De kliniek stelt dat [ter beschikking gestelde] over zijn voorgenomen vertrek op 21 december 2010 geen melding bij de reclassering heeft gemaakt en dit ook niet heeft besproken met het hoofd behandeling en/of maatschappelijk werker in de kliniek. Gelet daarop meldt de kliniek op 21 december 2010 aan [ter beschikking gestelde] dat de kliniek het vrijwillig verblijf van [ter beschikking gestelde] in de kliniek staakt en dat hij zich verder met de reclassering moet verhouden.

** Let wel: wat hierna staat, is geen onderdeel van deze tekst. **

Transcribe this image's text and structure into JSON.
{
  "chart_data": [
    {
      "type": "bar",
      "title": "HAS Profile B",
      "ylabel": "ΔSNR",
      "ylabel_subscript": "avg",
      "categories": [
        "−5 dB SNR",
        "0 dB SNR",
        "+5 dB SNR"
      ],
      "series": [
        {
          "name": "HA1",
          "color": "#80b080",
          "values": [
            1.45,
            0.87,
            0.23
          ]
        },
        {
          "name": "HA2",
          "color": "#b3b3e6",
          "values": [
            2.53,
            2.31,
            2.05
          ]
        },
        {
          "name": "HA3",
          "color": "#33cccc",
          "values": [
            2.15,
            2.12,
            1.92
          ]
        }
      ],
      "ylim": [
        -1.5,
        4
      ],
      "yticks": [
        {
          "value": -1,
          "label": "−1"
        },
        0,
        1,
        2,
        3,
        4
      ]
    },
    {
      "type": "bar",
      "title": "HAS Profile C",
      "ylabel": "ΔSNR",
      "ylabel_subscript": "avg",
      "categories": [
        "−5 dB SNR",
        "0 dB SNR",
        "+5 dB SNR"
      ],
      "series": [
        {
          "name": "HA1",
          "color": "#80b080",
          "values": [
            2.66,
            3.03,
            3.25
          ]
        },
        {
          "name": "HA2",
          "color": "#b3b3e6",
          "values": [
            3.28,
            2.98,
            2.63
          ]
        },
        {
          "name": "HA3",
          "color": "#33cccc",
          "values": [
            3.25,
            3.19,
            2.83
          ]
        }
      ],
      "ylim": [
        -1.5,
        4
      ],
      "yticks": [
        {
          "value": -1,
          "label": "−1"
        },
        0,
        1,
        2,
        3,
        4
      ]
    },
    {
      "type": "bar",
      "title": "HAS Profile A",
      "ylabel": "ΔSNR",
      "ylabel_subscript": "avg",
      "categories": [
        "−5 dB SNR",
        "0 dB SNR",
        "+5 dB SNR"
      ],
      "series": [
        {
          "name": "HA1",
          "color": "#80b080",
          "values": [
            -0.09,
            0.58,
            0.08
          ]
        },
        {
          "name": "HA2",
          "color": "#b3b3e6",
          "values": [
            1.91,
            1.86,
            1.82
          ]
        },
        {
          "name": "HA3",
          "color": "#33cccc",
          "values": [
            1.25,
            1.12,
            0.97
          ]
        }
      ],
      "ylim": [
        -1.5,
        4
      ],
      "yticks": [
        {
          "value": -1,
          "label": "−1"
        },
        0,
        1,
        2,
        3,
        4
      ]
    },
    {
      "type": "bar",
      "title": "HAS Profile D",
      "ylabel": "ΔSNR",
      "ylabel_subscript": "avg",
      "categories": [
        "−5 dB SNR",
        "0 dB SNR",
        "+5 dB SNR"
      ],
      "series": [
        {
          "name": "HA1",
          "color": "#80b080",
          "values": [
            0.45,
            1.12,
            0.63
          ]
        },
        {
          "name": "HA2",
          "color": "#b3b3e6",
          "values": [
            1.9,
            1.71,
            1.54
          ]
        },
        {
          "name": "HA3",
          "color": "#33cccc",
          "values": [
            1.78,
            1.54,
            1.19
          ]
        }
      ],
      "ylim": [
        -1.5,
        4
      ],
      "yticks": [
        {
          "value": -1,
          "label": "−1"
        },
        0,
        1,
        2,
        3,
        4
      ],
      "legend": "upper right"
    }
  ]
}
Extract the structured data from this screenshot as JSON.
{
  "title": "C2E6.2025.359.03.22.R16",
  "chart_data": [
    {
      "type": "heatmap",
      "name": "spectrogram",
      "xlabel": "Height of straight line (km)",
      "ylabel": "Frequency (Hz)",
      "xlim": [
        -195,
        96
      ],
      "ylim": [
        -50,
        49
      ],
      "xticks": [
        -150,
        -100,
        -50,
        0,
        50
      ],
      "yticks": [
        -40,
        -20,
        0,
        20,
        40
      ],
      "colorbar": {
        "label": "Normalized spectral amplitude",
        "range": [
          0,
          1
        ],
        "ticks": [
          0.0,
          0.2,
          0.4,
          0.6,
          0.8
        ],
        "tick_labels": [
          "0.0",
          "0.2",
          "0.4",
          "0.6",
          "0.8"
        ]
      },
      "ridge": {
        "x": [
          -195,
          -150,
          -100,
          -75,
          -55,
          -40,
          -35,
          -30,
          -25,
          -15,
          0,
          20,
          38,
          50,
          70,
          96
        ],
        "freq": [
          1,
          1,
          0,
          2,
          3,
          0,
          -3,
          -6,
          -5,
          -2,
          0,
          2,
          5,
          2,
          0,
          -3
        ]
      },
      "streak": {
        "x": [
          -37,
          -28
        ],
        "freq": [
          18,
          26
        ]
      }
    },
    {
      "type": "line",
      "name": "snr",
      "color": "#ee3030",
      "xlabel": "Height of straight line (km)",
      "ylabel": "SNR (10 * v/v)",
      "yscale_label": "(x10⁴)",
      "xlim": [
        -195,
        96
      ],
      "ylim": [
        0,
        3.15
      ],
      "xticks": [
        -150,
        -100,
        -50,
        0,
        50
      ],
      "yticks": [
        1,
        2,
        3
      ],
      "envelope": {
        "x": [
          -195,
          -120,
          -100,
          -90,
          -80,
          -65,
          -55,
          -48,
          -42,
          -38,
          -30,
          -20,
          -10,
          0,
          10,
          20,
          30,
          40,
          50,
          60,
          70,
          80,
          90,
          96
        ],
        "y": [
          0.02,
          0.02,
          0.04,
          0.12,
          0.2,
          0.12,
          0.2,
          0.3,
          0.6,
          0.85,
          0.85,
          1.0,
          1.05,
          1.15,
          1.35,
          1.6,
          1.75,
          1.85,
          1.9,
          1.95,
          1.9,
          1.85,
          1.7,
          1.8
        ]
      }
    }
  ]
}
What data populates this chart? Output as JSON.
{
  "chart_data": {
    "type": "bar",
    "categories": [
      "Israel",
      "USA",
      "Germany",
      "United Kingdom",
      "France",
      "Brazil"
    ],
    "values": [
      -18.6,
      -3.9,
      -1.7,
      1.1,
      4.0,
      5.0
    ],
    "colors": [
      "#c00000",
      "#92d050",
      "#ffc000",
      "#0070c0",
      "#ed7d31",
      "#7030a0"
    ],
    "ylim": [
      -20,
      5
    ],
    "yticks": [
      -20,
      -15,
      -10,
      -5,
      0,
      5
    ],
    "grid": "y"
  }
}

De reclassering stelt dat [ter beschikking gestelde] zijn besluit om voortijdig naar zijn ouders af te reizen eenzijdig heeft genomen, namelijk zonder voorafgaande toestemming van de reclassering en tegen de adviezen van de kliniek in.
Daarnaast neemt de reclassering het [ter beschikking gestelde] kwalijk dat hij in een telefoongesprek op 21 december 2010 met de heer [naam] van de reclassering niet heeft gemeld dat hij die dag naar [plaats] was gegaan. Door [ter beschikking gestelde] wordt echter stellig ontkend dat hij op 21 december 2010 met de reclassering heeft gesproken. De rechtbank houdt het ervoor dat de stelling van de reclassering dienaangaande mogelijk berust op een vergissing. De heer [naam] heeft verklaard dat hij of maandag 20 december of dinsdag 21 december aan [ter beschikking gestelde] heeft gemeld dat het adres van zijn ouders in beginsel was goedgekeurd. De heer [naam], maatschappelijk werker van de kliniek, heeft verklaard dat hij de heer [naam] op dinsdag 21 december niet te pakken kreeg, waarna hij een mail gestuurd heeft, hetwelk bevestigd wordt door [naam] zelf die zegt dat hij pas woensdag 22 december de mail van de kliniek over het vertrek van [ter beschikking gestelde] onder ogen kreeg, waarna hij de terugmelding naar de officier van justitie heeft gedaan.